The Senate late Monday rejected two initiatives that would have repealed a part of the health care reform bill that increases dramatically the number of 1099 tax forms small businesses must send out every year. The news disappointed the National Lumber and Building Material Dealers Association (NLBMDA) , which noted that the Senate's failure occurred even though the idea of repeal enjoys bipartisan support.
"What is it going to take for our senators and representatives to stop the party politics and get back to working for the American people and job creators, namely small businesses?," NLBMDA president Michael O'Brien asked. "NLBMDA will continue to fight for repeal, and we urge all of our members to contact their senators to not only express their frustration with the recent votes, but to continue to urge the repeal of a provision that will significantly hurt lumber dealers and small businesses across the country and severely weaken the already fragile economy."
The New York Times quoted Senate officials as saying they expect another vote on repeal would come soon.
The Senate debate regarded a provision of the health care reform act requiring all business that spend at least $600 with a vendor, supplier, or contractor must file a 1099 tax form with the Internal Revenue Service identifying who got the money. It was included in as part of Obamacare because the requirement is expected to generate $17 billion in new revenue, thus helping pay for health care initiatives. But small-business groups such as the NLBMDA have blasted the provision as a huge administrative burden.
The protests raised over the provision eventually got so loud that Senators from both parties and even the Obama administration said the law should be scaled back in some way. (Story)

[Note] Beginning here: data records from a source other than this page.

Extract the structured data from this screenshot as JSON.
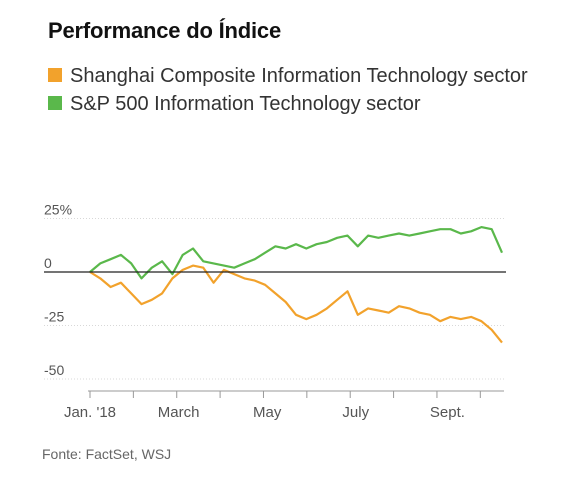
{
  "title": "Performance do Índice",
  "source": "Fonte: FactSet, WSJ",
  "colors": {
    "shanghai": "#f2a22c",
    "sp500": "#5ab84b",
    "zero_line": "#222222",
    "grid": "#d8d8d8"
  },
  "chart_data": {
    "type": "line",
    "title": "Performance do Índice",
    "xlabel": "",
    "ylabel": "",
    "ylim": [
      -50,
      25
    ],
    "yticks": [
      25,
      0,
      -25,
      -50
    ],
    "ytick_labels": [
      "25%",
      "0",
      "-25",
      "-50"
    ],
    "xticks": [
      "Jan. '18",
      "March",
      "May",
      "July",
      "Sept."
    ],
    "xtick_positions": [
      0,
      8.6,
      17.2,
      25.8,
      34.7
    ],
    "grid": true,
    "legend_position": "top-left",
    "x": [
      0,
      1,
      2,
      3,
      4,
      5,
      6,
      7,
      8,
      9,
      10,
      11,
      12,
      13,
      14,
      15,
      16,
      17,
      18,
      19,
      20,
      21,
      22,
      23,
      24,
      25,
      26,
      27,
      28,
      29,
      30,
      31,
      32,
      33,
      34,
      35,
      36,
      37,
      38,
      39,
      40
    ],
    "series": [
      {
        "name": "Shanghai Composite Information Technology sector",
        "values": [
          0,
          -3,
          -7,
          -5,
          -10,
          -15,
          -13,
          -10,
          -3,
          1,
          3,
          2,
          -5,
          1,
          -1,
          -3,
          -4,
          -6,
          -10,
          -14,
          -20,
          -22,
          -20,
          -17,
          -13,
          -9,
          -20,
          -17,
          -18,
          -19,
          -16,
          -17,
          -19,
          -20,
          -23,
          -21,
          -22,
          -21,
          -23,
          -27,
          -33
        ]
      },
      {
        "name": "S&P 500 Information Technology sector",
        "values": [
          0,
          4,
          6,
          8,
          4,
          -3,
          2,
          5,
          -1,
          8,
          11,
          5,
          4,
          3,
          2,
          4,
          6,
          9,
          12,
          11,
          13,
          11,
          13,
          14,
          16,
          17,
          12,
          17,
          16,
          17,
          18,
          17,
          18,
          19,
          20,
          20,
          18,
          19,
          21,
          20,
          9
        ]
      }
    ]
  }
}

While general support for change was strong, there weren't enough senators who agreed on the details to provide the two-thirds vote needed to attach the repeal to a food-safety bill now on the Senate floor. An amendment by Sen. Max Baucus, D-Mont., that would have repealed the 1099 provision with no offsetting spending cuts lst on a 44-53 vote, while an amendment by Sen. Mike Johans, R-Neb., that would have covered the repeal with cuts to other parts of the health reform bill lost by a 61-35 vote.

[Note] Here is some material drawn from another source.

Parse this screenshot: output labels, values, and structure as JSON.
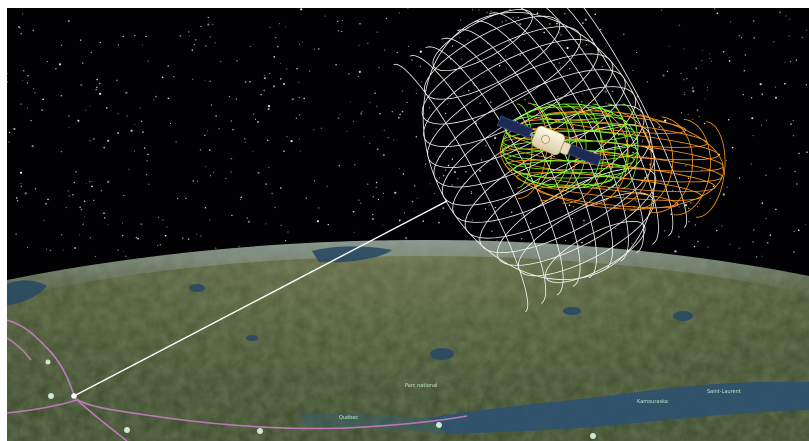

The provision survived because of the complex politics of the Senate," the Times story said. "Some lawmakers were reluctant to back repeal on Monday since the rule change would have been added to a popular food-safety law that is nearing approval, potentially jeopardizing its passage. In addition, dueling Democratic and Republican proposals allowed lawmakers to register their disapproval of the 1099 requirement whether the repeal passed or not."